9 Though perhaps as enduring as #8 is the premise that the zombie plague, which as we saw predates Romero's vision, was spread through the human population by zombie bites.

Stock ingredients for a zombie movie

10. A generic moron, who out of stupidity, selfishness, cowardice or general inhumanity will prove to be the weak link in the fortifications protecting the straggling survivors against the zombies.

11. Straggling survivors, usually with a rainbow-like ethnic, gender and age mix, who capture in microcosm the hope and futility, dignity and venality, of the humanity that is in all likelihood about to be wiped out.

12. And of course one of the most stock of stock story devices, is the initial incomprehension and denial about what's actually going down. Interestingly, despite all the zombie movies in the world, no zombie movie itself ever takes place in a world that has zombie movies. Or, at the very least, no public official, nor any other person with any authority, it would appear has ever seen such a movie. Because they sure are slow on the uptake.
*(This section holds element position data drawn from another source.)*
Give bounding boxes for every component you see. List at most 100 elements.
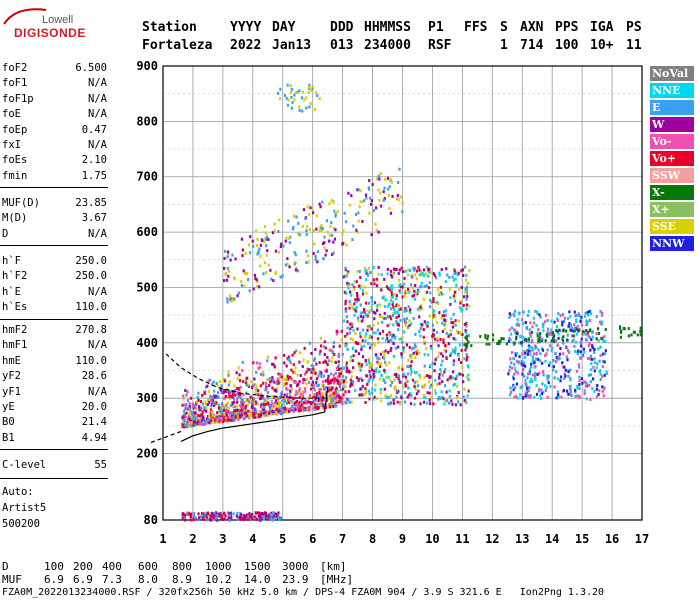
echo-point <box>536 311 539 315</box>
echo-point <box>280 390 283 394</box>
echo-point <box>585 382 588 386</box>
echo-point <box>529 368 532 372</box>
echo-point <box>365 278 368 282</box>
echo-point <box>272 363 275 367</box>
echo-point <box>330 388 333 392</box>
echo-point <box>535 351 538 355</box>
echo-point <box>524 356 527 360</box>
echo-point <box>238 413 242 417</box>
echo-point <box>491 333 495 337</box>
echo-point <box>569 378 572 382</box>
echo-point <box>425 374 429 378</box>
auto-version: 500200 <box>2 518 40 530</box>
echo-point <box>253 377 256 381</box>
echo-point <box>317 406 320 410</box>
echo-point <box>346 326 349 330</box>
echo-point <box>467 340 470 344</box>
echo-point <box>385 285 389 289</box>
echo-point <box>252 415 256 419</box>
echo-point <box>351 338 354 342</box>
echo-point <box>249 518 253 522</box>
echo-point <box>578 386 581 390</box>
echo-point <box>342 393 345 397</box>
echo-point <box>272 378 275 382</box>
echo-point <box>233 384 236 388</box>
echo-point <box>262 517 266 521</box>
echo-point <box>540 361 544 365</box>
echo-point <box>250 512 254 516</box>
echo-point <box>210 402 214 406</box>
echo-point <box>600 320 603 324</box>
echo-point <box>422 297 425 301</box>
echo-point <box>324 369 327 373</box>
echo-point <box>383 368 386 372</box>
echo-point <box>434 378 437 382</box>
echo-point <box>308 83 311 87</box>
echo-point <box>512 375 515 379</box>
echo-point <box>213 402 217 406</box>
echo-point <box>377 265 380 269</box>
echo-point <box>318 372 321 376</box>
echo-point <box>453 295 456 299</box>
echo-point <box>310 351 313 355</box>
echo-point <box>432 314 435 318</box>
echo-point <box>235 413 238 417</box>
echo-point <box>541 347 544 351</box>
echo-point <box>323 241 326 245</box>
echo-point <box>260 403 263 407</box>
echo-point <box>224 394 227 398</box>
echo-point <box>460 348 463 352</box>
echo-point <box>361 355 365 359</box>
echo-point <box>448 389 451 393</box>
echo-point <box>582 330 585 334</box>
footer-d-value: 400 <box>102 560 122 573</box>
echo-point <box>268 377 271 381</box>
echo-point <box>347 270 350 274</box>
echo-point <box>252 515 256 519</box>
echo-point <box>533 361 536 365</box>
echo-point <box>450 321 453 325</box>
echo-point <box>215 516 218 520</box>
echo-point <box>236 377 239 381</box>
echo-point <box>325 219 328 223</box>
echo-point <box>524 381 527 385</box>
echo-point <box>299 404 302 408</box>
echo-point <box>599 369 602 373</box>
echo-point <box>424 396 427 400</box>
echo-point <box>451 370 455 374</box>
echo-point <box>278 401 281 405</box>
echo-point <box>332 392 335 396</box>
echo-point <box>437 354 440 358</box>
echo-point <box>336 375 339 379</box>
echo-point <box>394 346 398 350</box>
echo-point <box>289 384 292 388</box>
echo-point <box>301 109 304 113</box>
echo-point <box>246 376 249 380</box>
echo-point <box>296 269 299 273</box>
x-tick-label: 2 <box>189 532 196 546</box>
echo-point <box>390 380 394 384</box>
echo-point <box>194 516 197 520</box>
echo-point <box>579 341 582 345</box>
echo-point <box>235 371 238 375</box>
echo-point <box>423 284 426 288</box>
echo-point <box>583 389 586 393</box>
echo-point <box>451 325 454 329</box>
echo-point <box>365 390 368 394</box>
echo-point <box>241 407 244 411</box>
echo-point <box>290 106 294 110</box>
echo-point <box>458 343 461 347</box>
echo-point <box>195 416 198 420</box>
echo-point <box>312 242 316 246</box>
echo-point <box>521 352 524 356</box>
echo-point <box>527 339 530 343</box>
echo-point <box>576 394 579 398</box>
echo-point <box>264 511 267 515</box>
echo-point <box>352 366 355 370</box>
echo-point <box>521 396 525 400</box>
echo-point <box>451 275 454 279</box>
echo-point <box>227 269 231 273</box>
echo-point <box>367 359 371 363</box>
x-tick-label: 10 <box>425 532 439 546</box>
echo-point <box>420 325 423 329</box>
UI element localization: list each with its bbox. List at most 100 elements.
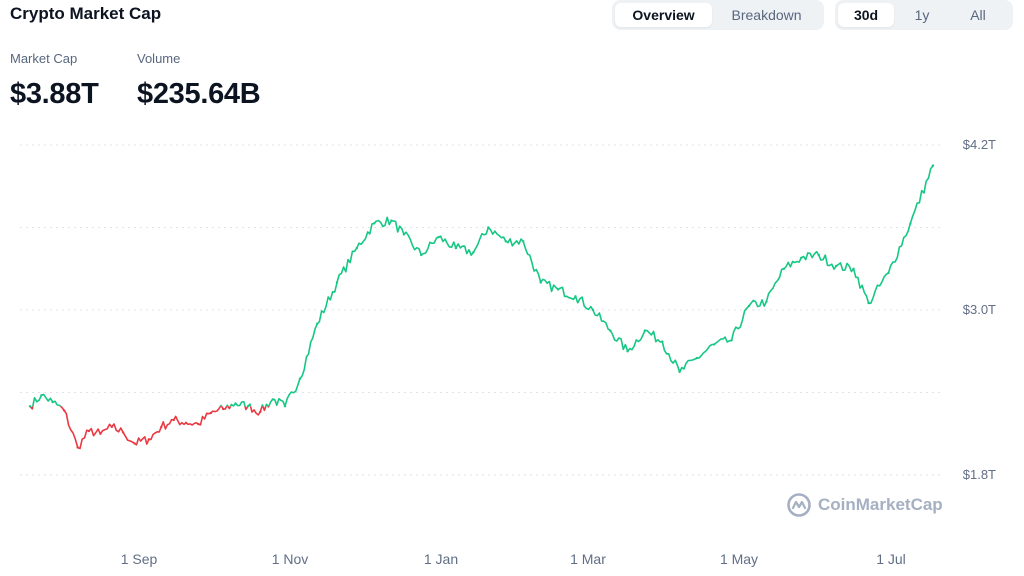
data-point bbox=[390, 219, 393, 222]
x-tick-label: 1 Mar bbox=[570, 551, 606, 567]
volume-label: Volume bbox=[137, 51, 181, 66]
line-segment-up bbox=[229, 400, 246, 407]
data-point bbox=[800, 256, 803, 259]
coinmarketcap-watermark: CoinMarketCap bbox=[786, 492, 943, 518]
data-point bbox=[713, 343, 716, 346]
data-point bbox=[852, 267, 855, 270]
data-point bbox=[678, 370, 681, 374]
data-point bbox=[335, 281, 339, 284]
coinmarketcap-logo-icon bbox=[787, 493, 811, 517]
data-point bbox=[373, 222, 376, 225]
data-point bbox=[62, 409, 66, 412]
data-point bbox=[539, 281, 542, 284]
x-tick-label: 1 Jan bbox=[424, 551, 458, 567]
data-point bbox=[609, 329, 612, 332]
line-segment-down bbox=[59, 405, 222, 450]
data-point bbox=[909, 222, 912, 225]
data-point bbox=[298, 377, 302, 380]
x-axis: 1 Sep 1 Nov 1 Jan 1 Mar 1 May 1 Jul bbox=[121, 551, 906, 567]
data-point bbox=[99, 432, 102, 435]
data-point bbox=[147, 438, 151, 441]
line-segment-up bbox=[225, 404, 229, 407]
data-point bbox=[316, 322, 319, 325]
data-point bbox=[402, 233, 406, 236]
data-point bbox=[887, 271, 890, 275]
data-point bbox=[355, 246, 358, 250]
data-point bbox=[197, 422, 200, 426]
data-point bbox=[87, 429, 91, 433]
data-point bbox=[626, 350, 629, 353]
data-point bbox=[420, 253, 423, 257]
data-point bbox=[283, 405, 287, 408]
data-point bbox=[133, 442, 136, 445]
line-segment-down bbox=[249, 406, 263, 416]
tab-overview[interactable]: Overview bbox=[615, 3, 713, 27]
data-point bbox=[522, 240, 525, 243]
line-segment-down bbox=[267, 405, 270, 408]
data-point bbox=[867, 301, 870, 305]
y-tick-label: $3.0T bbox=[963, 302, 996, 317]
market-cap-value: $3.88T bbox=[10, 78, 99, 110]
data-point bbox=[271, 398, 274, 401]
data-point bbox=[661, 340, 664, 343]
data-point bbox=[574, 295, 577, 298]
line-segment-up bbox=[261, 404, 264, 407]
data-point bbox=[591, 308, 595, 312]
data-point bbox=[504, 240, 507, 243]
x-tick-label: 1 Nov bbox=[272, 551, 309, 567]
data-point bbox=[817, 253, 820, 257]
range-toggle: 30d 1y All bbox=[835, 0, 1013, 30]
line-segment-up bbox=[268, 165, 934, 408]
data-point bbox=[835, 264, 838, 268]
data-point bbox=[487, 226, 490, 229]
x-tick-label: 1 May bbox=[720, 551, 758, 567]
data-point bbox=[782, 267, 786, 270]
x-tick-label: 1 Sep bbox=[121, 551, 158, 567]
line-segment-down bbox=[227, 405, 232, 410]
tab-breakdown[interactable]: Breakdown bbox=[731, 7, 802, 23]
market-cap-label: Market Cap bbox=[10, 51, 78, 66]
data-point bbox=[437, 235, 440, 239]
data-point bbox=[121, 431, 125, 434]
data-point bbox=[472, 251, 475, 254]
watermark-text: CoinMarketCap bbox=[818, 495, 943, 514]
y-axis: $4.2T $3.0T $1.8T bbox=[963, 137, 996, 482]
data-point bbox=[28, 405, 32, 408]
data-point bbox=[110, 425, 114, 429]
volume-value: $235.64B bbox=[137, 78, 261, 110]
data-point bbox=[209, 411, 212, 415]
data-point bbox=[222, 407, 225, 411]
data-point bbox=[643, 329, 647, 332]
data-point bbox=[172, 418, 175, 422]
data-point bbox=[160, 425, 163, 429]
line-segment-up bbox=[32, 393, 62, 407]
line-segment-up bbox=[219, 404, 223, 407]
range-1y[interactable]: 1y bbox=[914, 7, 930, 23]
page-title: Crypto Market Cap bbox=[10, 4, 162, 23]
data-point bbox=[76, 446, 79, 449]
data-point bbox=[246, 405, 250, 408]
data-point bbox=[730, 339, 733, 342]
data-point bbox=[765, 300, 768, 303]
market-cap-series[interactable] bbox=[28, 164, 935, 450]
data-point bbox=[40, 394, 43, 397]
line-segment-up bbox=[265, 403, 269, 407]
data-point bbox=[454, 246, 458, 250]
data-point bbox=[747, 304, 751, 308]
view-toggle: Overview Breakdown bbox=[612, 0, 824, 30]
x-tick-label: 1 Jul bbox=[876, 551, 906, 567]
data-point bbox=[184, 421, 188, 424]
grid-lines bbox=[20, 144, 940, 476]
data-point bbox=[259, 410, 262, 413]
line-segment-down bbox=[244, 405, 249, 411]
range-30d[interactable]: 30d bbox=[838, 3, 894, 27]
y-tick-label: $4.2T bbox=[963, 137, 996, 152]
data-point bbox=[931, 164, 935, 167]
data-point bbox=[51, 400, 54, 404]
data-point bbox=[556, 288, 560, 291]
data-point bbox=[695, 356, 699, 360]
range-all[interactable]: All bbox=[970, 7, 986, 23]
line-segment-down bbox=[262, 406, 267, 412]
y-tick-label: $1.8T bbox=[963, 467, 996, 482]
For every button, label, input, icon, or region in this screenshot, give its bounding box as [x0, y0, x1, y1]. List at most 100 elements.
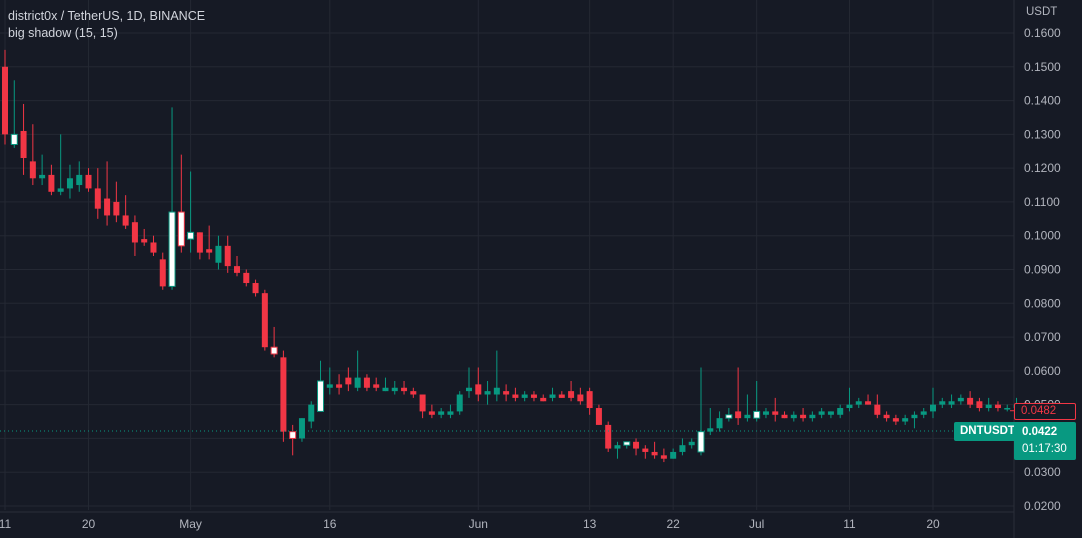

13. Though on the surface, zombie movies are about killing zombies, they are really about human distrust, betrayal and fear. They're not just surviving the zombies, but themselves, and each other.

14. Some poor sap, emotionally attached to one of the zombies, just can't believe his or her loved one is now a flesh eating ambulating corpse. It usually goes badly.

15. Then of course there's the leader, who could have been and maybe will be, but never has quite the followers required. Usually a male, he tries against hope to pull everyone together, always explaining that solidarity is their only chance of surviving. His thanks in return is some obnoxious jerk accusingly questioning: "who made you the boss?"

16. And of course some hot love-interest. Surely the most compelling geek attraction to the zombie movie is the hotties. "They'll have to have sex with me! How else will the human race be repopulated?" Unfortunately, though, that cuts across both genders, so there's always some alpha type to get in your way. But, still at least it gives some hope. How do you survive a zombie apocalypse without some hope?